Irvine leaders on Tuesday, Sept. 27, will pick back up on talks over how the city could best move forward to resolve concerns with All American Asphalt’s plant on Jeffrey Road, which for the last few years has spurred complaints from residents about odors and other emissions.

City leaders are looking at two potential options, eminent domain or a relocation settlement and could chose a course of action on Tuesday.

Once tucked away in a relatively remote part of the city, development now means the 30-year-old asphalt plant rests a half a mile from some neighborhoods.

In 2020, the city filed a lawsuit against the plant’s operator. In a closed session Tuesday, council members will take a first look at the terms of a proposed settlement that is expected to include a framework for how the plant could be closed down and relocated outside of Irvine, as well as odor and emission mitigation measures that could take place in the meantime, City Manager Oliver Chi said.

He said representatives with All American Asphalt have been “exceedingly accommodating” during the settlement talks, and “they’ve demonstrated a real commitment to resolve the concerns,” though they contend emissions from the plant do not violate any local or other environmental regulations.

Nearby residents have been steady in their complaints about odors and concern they may be toxic to surrounding communities; a health risk assessment recently approved by the South Coast Air Quality Management District – the agency that oversees emissions regulations for the plant – said the facility’s outputs do not exceed any of the agency’s thresholds for health risks in nearby neighborhoods.

Some residents in northern Irvine, as well as Councilman Larry Agran, have questioned the data used to perform the assessment. The AQMD is hosting a community meeting on Wednesday, Sept. 28, to go over with the public the health risk assessment and an annual emissions report from All American Asphalt.

The council will also be presented Tuesday with an option to explore condemnation of the site and how the city could obtain the land through eminent domain, a process by which a government can take a private property for public use in exchange for “just compensation.”

That process would require the city to come up with a public project and prove that the site is needed to complete it. An appraisal would be performed, and the city would have to pay the owner for the property, factoring in “any compensation needed for lost business goodwill for any business operation being run on the property in question,” a staff report said.

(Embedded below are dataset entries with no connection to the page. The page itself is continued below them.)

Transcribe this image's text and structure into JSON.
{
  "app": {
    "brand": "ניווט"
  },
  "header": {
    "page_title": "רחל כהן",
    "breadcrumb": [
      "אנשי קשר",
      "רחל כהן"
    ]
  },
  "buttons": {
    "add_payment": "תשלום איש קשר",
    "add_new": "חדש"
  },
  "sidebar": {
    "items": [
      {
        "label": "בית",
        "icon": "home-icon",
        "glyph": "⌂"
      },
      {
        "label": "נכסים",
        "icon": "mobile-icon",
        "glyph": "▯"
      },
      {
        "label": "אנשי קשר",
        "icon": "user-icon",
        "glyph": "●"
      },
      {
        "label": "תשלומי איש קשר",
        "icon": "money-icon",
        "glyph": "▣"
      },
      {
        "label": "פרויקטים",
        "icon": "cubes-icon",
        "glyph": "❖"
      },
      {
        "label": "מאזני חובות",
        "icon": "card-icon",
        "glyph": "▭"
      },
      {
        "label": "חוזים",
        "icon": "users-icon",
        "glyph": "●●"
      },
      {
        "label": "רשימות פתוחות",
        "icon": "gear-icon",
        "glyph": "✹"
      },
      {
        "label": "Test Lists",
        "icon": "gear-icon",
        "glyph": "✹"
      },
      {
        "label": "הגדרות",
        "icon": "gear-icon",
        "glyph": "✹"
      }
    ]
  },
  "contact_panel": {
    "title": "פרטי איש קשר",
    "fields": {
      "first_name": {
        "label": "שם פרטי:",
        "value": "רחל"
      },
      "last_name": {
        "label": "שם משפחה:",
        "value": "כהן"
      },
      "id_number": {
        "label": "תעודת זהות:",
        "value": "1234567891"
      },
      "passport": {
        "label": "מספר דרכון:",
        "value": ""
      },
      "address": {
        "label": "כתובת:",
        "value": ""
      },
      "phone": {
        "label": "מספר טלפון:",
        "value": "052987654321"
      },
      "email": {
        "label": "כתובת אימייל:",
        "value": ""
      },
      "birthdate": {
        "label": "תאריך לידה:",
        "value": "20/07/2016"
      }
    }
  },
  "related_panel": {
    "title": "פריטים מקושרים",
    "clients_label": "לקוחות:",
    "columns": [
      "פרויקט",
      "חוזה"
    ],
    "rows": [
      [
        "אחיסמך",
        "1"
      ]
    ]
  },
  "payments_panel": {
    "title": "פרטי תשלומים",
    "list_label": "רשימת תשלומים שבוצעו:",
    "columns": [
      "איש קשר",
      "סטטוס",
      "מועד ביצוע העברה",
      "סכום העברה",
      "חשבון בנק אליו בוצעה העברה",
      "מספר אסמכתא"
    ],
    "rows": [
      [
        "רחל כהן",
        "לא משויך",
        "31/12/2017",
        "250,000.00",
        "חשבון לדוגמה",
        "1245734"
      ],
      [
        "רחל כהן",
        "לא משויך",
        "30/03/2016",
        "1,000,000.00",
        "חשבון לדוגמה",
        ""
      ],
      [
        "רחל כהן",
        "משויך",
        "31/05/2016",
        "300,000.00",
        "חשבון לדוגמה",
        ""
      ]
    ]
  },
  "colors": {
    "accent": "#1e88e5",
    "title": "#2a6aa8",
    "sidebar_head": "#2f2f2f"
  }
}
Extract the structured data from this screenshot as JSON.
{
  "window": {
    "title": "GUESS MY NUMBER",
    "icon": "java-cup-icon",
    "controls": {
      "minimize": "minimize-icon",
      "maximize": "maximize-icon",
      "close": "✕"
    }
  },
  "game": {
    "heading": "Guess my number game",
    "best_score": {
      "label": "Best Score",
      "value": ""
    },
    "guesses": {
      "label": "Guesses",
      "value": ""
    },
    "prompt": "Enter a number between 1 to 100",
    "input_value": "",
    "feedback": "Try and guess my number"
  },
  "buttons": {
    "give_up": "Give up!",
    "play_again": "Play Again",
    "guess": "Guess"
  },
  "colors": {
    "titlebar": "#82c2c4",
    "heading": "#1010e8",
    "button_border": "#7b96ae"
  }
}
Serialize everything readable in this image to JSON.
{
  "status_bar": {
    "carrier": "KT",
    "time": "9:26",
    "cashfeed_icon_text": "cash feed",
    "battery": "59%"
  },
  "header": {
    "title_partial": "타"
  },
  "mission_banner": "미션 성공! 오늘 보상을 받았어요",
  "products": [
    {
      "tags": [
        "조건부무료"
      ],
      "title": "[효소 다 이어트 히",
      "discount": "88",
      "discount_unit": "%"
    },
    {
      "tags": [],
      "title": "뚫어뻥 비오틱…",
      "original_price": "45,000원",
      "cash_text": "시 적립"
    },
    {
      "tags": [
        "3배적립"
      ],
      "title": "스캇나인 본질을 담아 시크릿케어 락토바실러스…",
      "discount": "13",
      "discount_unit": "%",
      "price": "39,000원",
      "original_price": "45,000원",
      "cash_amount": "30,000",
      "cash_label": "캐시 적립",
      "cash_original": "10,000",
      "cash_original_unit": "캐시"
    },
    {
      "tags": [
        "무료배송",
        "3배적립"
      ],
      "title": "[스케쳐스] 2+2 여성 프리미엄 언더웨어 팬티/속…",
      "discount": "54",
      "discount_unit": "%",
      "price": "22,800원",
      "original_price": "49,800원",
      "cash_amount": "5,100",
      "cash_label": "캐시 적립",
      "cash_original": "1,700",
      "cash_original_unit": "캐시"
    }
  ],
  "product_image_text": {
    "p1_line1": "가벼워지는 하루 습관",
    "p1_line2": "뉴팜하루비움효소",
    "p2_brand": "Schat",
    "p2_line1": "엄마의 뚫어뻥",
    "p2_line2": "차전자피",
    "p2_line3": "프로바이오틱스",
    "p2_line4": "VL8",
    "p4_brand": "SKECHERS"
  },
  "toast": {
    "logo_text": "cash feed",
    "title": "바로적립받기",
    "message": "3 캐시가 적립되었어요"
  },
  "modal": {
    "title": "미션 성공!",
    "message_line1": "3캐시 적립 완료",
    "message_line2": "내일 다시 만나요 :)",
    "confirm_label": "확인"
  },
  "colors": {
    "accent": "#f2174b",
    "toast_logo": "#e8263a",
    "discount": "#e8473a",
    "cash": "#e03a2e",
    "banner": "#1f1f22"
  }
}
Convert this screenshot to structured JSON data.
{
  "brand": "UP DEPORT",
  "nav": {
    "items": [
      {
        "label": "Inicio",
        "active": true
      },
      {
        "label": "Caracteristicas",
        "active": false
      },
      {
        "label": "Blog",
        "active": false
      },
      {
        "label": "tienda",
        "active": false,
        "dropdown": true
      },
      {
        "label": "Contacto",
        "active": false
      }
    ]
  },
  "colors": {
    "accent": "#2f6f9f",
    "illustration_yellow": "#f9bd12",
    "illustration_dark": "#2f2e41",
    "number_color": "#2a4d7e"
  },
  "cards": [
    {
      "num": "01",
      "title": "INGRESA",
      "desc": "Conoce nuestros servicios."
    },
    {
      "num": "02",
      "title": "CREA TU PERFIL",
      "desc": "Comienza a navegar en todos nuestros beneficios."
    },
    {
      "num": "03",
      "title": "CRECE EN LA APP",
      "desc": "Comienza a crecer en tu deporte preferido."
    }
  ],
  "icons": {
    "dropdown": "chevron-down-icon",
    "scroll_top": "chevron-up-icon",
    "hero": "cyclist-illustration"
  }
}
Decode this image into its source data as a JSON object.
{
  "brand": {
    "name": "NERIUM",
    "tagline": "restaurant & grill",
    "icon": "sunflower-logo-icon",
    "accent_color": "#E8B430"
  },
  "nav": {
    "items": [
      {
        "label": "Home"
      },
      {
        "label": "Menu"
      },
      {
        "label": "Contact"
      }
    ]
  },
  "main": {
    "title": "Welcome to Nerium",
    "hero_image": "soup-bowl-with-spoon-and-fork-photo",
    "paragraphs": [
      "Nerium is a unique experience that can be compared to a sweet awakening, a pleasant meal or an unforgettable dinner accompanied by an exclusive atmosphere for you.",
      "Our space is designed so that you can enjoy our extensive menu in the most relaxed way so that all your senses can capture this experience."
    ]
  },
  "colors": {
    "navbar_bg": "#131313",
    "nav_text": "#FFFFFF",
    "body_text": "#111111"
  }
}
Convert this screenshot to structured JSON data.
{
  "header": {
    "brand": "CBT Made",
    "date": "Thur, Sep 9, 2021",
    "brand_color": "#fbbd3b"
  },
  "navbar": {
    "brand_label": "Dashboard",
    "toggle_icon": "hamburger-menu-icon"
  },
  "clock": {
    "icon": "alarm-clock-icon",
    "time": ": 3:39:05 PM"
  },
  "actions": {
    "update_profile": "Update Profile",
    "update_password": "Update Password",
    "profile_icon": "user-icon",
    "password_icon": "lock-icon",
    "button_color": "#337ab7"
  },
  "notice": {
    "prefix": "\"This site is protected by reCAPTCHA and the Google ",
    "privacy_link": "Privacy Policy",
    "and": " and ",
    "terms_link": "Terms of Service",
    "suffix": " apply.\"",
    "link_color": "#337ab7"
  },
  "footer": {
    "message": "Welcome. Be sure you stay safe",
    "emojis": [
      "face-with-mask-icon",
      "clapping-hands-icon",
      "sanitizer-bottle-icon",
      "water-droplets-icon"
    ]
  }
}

Agran has posed turning the site into a conference and training center where educational programs could be held as well as classes for the community on open space preservation and wildfire control and prevention.

While the condemnation option would likely be the quicker one to removing the plant, the cost of taking the land through eminent domain would be “imminently more expensive” than a normal fair market transaction, Chi has said.

The City Council will be asked “if pursuing a settlement agreement process is the preferred course of action, or if staff should pause settlement to pursue condemnation proceedings,” a staff report said.

The meeting starts at 4 p.m. and can be attended in person at Irvine’s Civic Center or virtually through a live video stream.